TORONTO - The first signs are positive. Justin Trudeau has decided to intervene in the immigration department chaos with the replacement of the now exminister Ahmed Hussen by promoting Marco Mendicino to the delicate post. During these last two years, Corriere Canadese has strongly denounced the systemic inconsistencies in the management of migration flows by the Executive - the Minister -responsible for those flaws, the contradictions and the endemic problems that have permeated the immigration sector in our country.
Our survey of the last two weeks has documented with numbers, data and statistics - all provided directly by the Ministry of Immigration - the poor state of health of the entire system, the absurdity of the results produced, the imbalances among geographic origins of the immigrants, the bizarre bureaucratic, linguistic and regulatory obstacles of the Express Entry.
The question was/is very simple: is the current system able to provide a trained and qualified workforce to meet the needs of the Canadian labour market in a timely fashion? The answer was/ is equally simple: absolutely not.
As it is structured, the system itself pays more attention to the citizenship of the newcomers than to their professional preparation, to their work experience or, above all, to the requirements requested by Canadian companies and businesses. It goes without saying that it is necessary to turn the page, intervening with significant structural changes - and not mere cosmetic operations. If that is not enough, then one should consider a complete repeal of the Express Entry program.
This program, envisioned by Harper conservatives, Jason Kenney and Chris Alexander, Conservative Cabinet Ministers, came into force in January 2015.
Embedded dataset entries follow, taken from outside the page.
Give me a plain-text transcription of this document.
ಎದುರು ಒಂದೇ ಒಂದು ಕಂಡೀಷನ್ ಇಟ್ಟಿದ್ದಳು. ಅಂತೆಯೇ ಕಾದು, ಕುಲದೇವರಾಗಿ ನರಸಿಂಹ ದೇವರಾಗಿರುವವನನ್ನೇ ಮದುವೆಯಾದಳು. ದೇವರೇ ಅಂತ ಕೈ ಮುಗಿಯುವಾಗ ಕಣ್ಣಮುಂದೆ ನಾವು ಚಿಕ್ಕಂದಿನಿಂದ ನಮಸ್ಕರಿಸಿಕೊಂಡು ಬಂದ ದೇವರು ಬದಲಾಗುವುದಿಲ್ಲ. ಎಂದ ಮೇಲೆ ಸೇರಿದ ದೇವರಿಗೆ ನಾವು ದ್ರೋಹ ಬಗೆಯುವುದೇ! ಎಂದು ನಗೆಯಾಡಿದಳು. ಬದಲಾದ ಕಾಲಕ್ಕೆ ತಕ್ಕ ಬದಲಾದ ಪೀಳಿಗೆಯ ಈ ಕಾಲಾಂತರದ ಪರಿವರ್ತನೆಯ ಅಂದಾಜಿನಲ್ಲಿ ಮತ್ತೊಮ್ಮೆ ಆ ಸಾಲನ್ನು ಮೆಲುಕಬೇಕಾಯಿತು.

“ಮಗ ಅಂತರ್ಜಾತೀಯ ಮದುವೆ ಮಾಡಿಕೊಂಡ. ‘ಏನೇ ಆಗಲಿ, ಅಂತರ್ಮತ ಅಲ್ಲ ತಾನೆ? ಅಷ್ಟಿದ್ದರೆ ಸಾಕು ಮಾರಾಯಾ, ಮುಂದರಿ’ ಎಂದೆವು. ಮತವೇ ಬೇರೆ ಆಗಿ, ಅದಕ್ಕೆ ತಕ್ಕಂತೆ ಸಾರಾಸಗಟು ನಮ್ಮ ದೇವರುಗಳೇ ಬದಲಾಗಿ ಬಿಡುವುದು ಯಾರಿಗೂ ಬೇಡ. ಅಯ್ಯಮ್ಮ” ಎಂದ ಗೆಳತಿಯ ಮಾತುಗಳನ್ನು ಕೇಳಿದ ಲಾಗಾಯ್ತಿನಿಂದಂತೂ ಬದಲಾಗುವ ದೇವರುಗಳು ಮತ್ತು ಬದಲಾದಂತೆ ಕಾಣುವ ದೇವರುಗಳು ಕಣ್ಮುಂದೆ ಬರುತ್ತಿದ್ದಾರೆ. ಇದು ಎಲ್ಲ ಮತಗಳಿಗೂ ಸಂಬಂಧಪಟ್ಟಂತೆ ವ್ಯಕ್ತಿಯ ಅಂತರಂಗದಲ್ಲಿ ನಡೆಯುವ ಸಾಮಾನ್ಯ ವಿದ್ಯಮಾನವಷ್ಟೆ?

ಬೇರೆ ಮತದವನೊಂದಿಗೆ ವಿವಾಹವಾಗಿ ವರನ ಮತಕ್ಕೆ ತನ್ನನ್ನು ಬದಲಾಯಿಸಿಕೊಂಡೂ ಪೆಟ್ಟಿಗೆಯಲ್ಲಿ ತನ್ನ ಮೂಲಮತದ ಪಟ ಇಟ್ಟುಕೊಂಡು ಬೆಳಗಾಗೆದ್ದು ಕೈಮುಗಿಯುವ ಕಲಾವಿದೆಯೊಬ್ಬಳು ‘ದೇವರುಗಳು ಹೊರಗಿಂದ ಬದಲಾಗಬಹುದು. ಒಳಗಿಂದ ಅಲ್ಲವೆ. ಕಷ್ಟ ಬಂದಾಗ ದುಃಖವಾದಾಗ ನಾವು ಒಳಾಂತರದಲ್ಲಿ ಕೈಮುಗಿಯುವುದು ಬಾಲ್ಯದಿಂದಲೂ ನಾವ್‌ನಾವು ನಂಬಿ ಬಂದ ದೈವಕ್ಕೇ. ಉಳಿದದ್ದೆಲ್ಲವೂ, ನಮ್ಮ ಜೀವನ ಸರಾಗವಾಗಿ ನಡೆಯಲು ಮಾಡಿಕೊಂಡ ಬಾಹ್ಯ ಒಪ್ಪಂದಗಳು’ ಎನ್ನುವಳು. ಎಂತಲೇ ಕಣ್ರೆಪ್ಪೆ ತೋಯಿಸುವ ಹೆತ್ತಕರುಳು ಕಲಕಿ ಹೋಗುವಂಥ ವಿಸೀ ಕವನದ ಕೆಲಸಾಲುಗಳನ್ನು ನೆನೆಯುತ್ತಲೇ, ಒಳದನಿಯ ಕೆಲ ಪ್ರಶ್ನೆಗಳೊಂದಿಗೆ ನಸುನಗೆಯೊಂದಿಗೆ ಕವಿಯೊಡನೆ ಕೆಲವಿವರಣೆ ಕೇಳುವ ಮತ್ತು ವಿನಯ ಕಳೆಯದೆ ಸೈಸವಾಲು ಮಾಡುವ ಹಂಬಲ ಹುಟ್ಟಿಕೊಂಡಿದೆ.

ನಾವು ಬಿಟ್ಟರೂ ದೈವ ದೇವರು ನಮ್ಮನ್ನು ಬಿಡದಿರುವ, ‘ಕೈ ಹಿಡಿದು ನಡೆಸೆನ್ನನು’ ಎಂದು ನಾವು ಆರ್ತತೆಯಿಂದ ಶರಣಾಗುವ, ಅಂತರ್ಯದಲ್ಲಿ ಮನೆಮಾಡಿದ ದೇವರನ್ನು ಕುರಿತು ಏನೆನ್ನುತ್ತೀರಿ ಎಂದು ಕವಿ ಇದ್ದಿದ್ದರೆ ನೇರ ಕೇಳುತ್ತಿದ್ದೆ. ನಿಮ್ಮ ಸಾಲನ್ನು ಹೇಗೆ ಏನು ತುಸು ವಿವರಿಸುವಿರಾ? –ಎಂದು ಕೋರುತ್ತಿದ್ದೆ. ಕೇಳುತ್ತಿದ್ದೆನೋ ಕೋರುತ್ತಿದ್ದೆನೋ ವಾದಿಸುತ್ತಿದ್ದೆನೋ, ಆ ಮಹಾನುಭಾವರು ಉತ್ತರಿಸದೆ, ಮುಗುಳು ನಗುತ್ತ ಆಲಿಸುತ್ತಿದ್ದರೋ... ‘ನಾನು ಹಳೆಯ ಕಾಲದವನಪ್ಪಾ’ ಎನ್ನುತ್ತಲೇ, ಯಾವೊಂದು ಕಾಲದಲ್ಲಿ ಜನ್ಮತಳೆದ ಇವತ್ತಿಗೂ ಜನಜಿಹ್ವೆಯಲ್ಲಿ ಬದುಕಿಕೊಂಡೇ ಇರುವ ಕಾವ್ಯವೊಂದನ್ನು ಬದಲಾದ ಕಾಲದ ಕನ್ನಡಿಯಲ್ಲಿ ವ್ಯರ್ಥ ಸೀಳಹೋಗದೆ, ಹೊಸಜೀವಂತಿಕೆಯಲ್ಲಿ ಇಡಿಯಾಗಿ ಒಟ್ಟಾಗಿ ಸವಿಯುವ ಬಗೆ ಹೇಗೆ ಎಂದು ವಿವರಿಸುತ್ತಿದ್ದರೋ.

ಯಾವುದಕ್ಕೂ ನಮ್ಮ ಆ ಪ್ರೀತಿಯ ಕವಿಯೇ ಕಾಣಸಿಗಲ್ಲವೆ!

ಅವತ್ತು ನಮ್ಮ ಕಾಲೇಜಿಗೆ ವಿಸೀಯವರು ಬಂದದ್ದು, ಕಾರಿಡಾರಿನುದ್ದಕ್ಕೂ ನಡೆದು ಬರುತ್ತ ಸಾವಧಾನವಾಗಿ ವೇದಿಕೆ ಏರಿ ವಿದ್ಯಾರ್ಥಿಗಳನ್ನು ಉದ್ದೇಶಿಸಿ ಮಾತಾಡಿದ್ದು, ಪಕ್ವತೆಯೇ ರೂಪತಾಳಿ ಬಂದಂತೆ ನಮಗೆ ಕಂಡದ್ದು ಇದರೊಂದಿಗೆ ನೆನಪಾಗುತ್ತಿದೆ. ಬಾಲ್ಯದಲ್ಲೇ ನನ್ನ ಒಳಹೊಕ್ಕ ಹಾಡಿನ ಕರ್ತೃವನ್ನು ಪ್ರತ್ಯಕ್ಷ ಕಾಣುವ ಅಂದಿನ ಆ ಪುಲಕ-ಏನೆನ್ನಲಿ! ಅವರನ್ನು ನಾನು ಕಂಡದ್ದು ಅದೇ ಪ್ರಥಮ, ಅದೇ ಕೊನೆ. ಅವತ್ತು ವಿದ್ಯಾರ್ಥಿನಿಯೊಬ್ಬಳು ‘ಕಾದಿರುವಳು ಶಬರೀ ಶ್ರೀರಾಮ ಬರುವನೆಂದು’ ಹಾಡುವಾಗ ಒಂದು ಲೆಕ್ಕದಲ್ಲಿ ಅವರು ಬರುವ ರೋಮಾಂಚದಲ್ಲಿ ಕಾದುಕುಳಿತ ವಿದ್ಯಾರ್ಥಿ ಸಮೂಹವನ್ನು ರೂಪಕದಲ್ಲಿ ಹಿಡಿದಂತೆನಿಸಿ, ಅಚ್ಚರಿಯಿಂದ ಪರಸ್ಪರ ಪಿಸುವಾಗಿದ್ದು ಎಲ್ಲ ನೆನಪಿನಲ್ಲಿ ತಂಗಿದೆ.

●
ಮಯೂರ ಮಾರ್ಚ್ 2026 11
It has become quite clear that even the Current Prime Minister has not been overwhelmed with enthusiasm by Ahmed Hussen’s work in the two and a half years in office. His demotion from a key department of government to a previously non-existent Ministry without a portfolio is a clear signal that even Trudeau realized that the management of migration flows in the previous legislature represented a weak point in government action.
Moreover, it was a source of controversy and internal splits creating friction with many communities, starting with Italian Canadians.
The appointment of Mendicino, Eglinton-Lawrence's MP of Italian origin, represents a clear and precise response to the complaints we have supported – by giving space - for Hussen's work.
That said, we must point out that, in our opinion, the decision to appoint Mendicino Minister of Immigration, Refugees and Citizenship is not the goal but a starting point.
He will face a huge amount of work and many problems to solve: the Express Entry, as we have said, but also the thorny issues of undocumented foreign workers - "resolved" by his predecessor with a cynical rise shrug of his shoulders - the inconsistencies of the family reunification system, those of the hasty deportations that violate any principle of common sense and the delicate relationship with the various Provinces on demographic matters.
That sometimes, it is right to point out, they also put their own. Just look at what happened in Ontario, where Prime Minister Doug Ford after the victory of 2018 had the "brilliant idea" - one of many, to tell the truth - to eliminate the Provincial Ministry of Immigration and to entrust its competencies to the Minister for Children and Community and Social Services, a position currently held by Lisa MacLeod.
So, in wishing the new minister good work, we also ask that the government have the strength to turn to ensure that Immigration returns to being one of the strengths of our country's economic, social and demographic growth.